Re: AVX - cast from YMM to XMM without overhead?

Marc Glisse <marc.glisse@xxxxxxxx> · Sun, 24 Jun 2012 23:30:19 +0200 (CEST)

On Sun, 24 Jun 2012, Dag Lem wrote:

Marc Glisse <marc.glisse@xxxxxxxx> writes:

On Sun, 24 Jun 2012, Dag Lem wrote:

[...]

Casting a vector to a vector with a different number of elements: I am
not sure what that is supposed to mean. Casting a pointer: I know this
means reinterpreting what is in memory there. In C++ you could also
consider casting to a reference to v4sf (equivalent to the pointer
cast) but I am not sure that it is supported yet (related to bug
53121).

I guess you're right. Casting as in my naïve approach would also have
limited usefulness in that it would only be able to extract the lower
(and not the higher) bits of a vector register. However I can't help
thinking that some kind of intrinsic/operator/whatever to extract
vector register parts would be useful.

But they do exist. You even criticized one for generating a superfluous 
mov and reported a bug against one that mysteriously started generating 
vshufps ;-)

How does one even specify the
following using pointer casts? Please try, and then tell me the result
is not ugly ;-)

 *z = (v2sf)d;  // Naïve attempt to generate vmovlps d, z

_mm_storel_pi(z,d);

or *z=*(v2sf*)&d; if you really want pointers. I agree it isn't that 
pretty, but it could be worse...

Ideally, the following would also generate the same code:
v2sf tmp={d[0],d[1]}; *z=tmp;

OK, so *((v4sf*)&a) is not supposed to be a no-op, but presently
isn't?

Strike the "not" in your sentence, and yes.
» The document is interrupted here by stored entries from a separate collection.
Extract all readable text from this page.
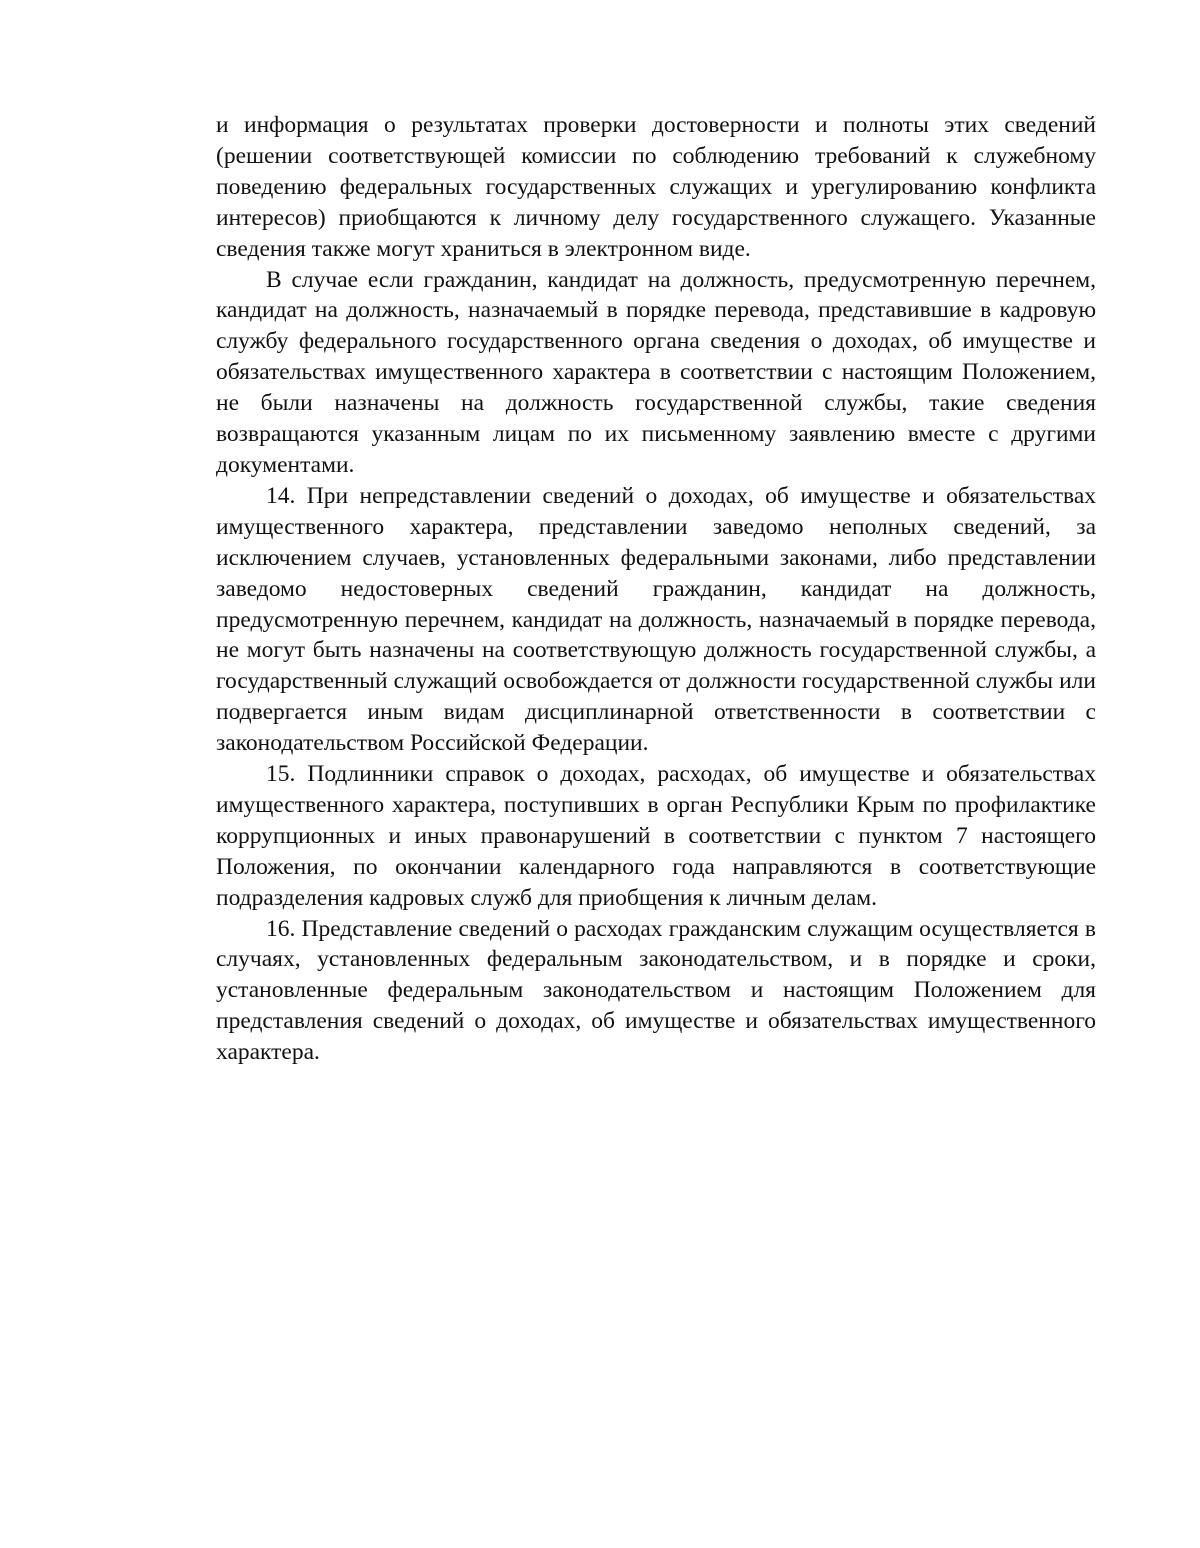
и информация о результатах проверки достоверности и полноты этих сведений (решении соответствующей комиссии по соблюдению требований к служебному поведению федеральных государственных служащих и урегулированию конфликта интересов) приобщаются к личному делу государственного служащего. Указанные сведения также могут храниться в электронном виде.

В случае если гражданин, кандидат на должность, предусмотренную перечнем, кандидат на должность, назначаемый в порядке перевода, представившие в кадровую службу федерального государственного органа сведения о доходах, об имуществе и обязательствах имущественного характера в соответствии с настоящим Положением, не были назначены на должность государственной службы, такие сведения возвращаются указанным лицам по их письменному заявлению вместе с другими документами.

14. При непредставлении сведений о доходах, об имуществе и обязательствах имущественного характера, представлении заведомо неполных сведений, за исключением случаев, установленных федеральными законами, либо представлении заведомо недостоверных сведений гражданин, кандидат на должность, предусмотренную перечнем, кандидат на должность, назначаемый в порядке перевода, не могут быть назначены на соответствующую должность государственной службы, а государственный служащий освобождается от должности государственной службы или подвергается иным видам дисциплинарной ответственности в соответствии с законодательством Российской Федерации.

15. Подлинники справок о доходах, расходах, об имуществе и обязательствах имущественного характера, поступивших в орган Республики Крым по профилактике коррупционных и иных правонарушений в соответствии с пунктом 7 настоящего Положения, по окончании календарного года направляются в соответствующие подразделения кадровых служб для приобщения к личным делам.

16. Представление сведений о расходах гражданским служащим осуществляется в случаях, установленных федеральным законодательством, и в порядке и сроки, установленные федеральным законодательством и настоящим Положением для представления сведений о доходах, об имуществе и обязательствах имущественного характера.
It manages it for
*(float*)&a (taking the first element) but not for subvectors (yet).

Thank you, that's good news!

Although since I was the one who tried to fix it and I gave up, you may 
have to wait a bit for someone else to be motivated...

I have to say, I am impressed by the code generated for this at -O3:

#include <x86intrin.h>
__v2sf f(__v4sf x){
  __v2sf d=*(__v2sf*)&x;
  return d;
}

	movaps	%xmm0, -72(%rsp)
	movq	-72(%rsp), %rax
	movq	%rax, -80(%rsp)
	movlps	-80(%rsp), %xmm0

--
Marc Glisse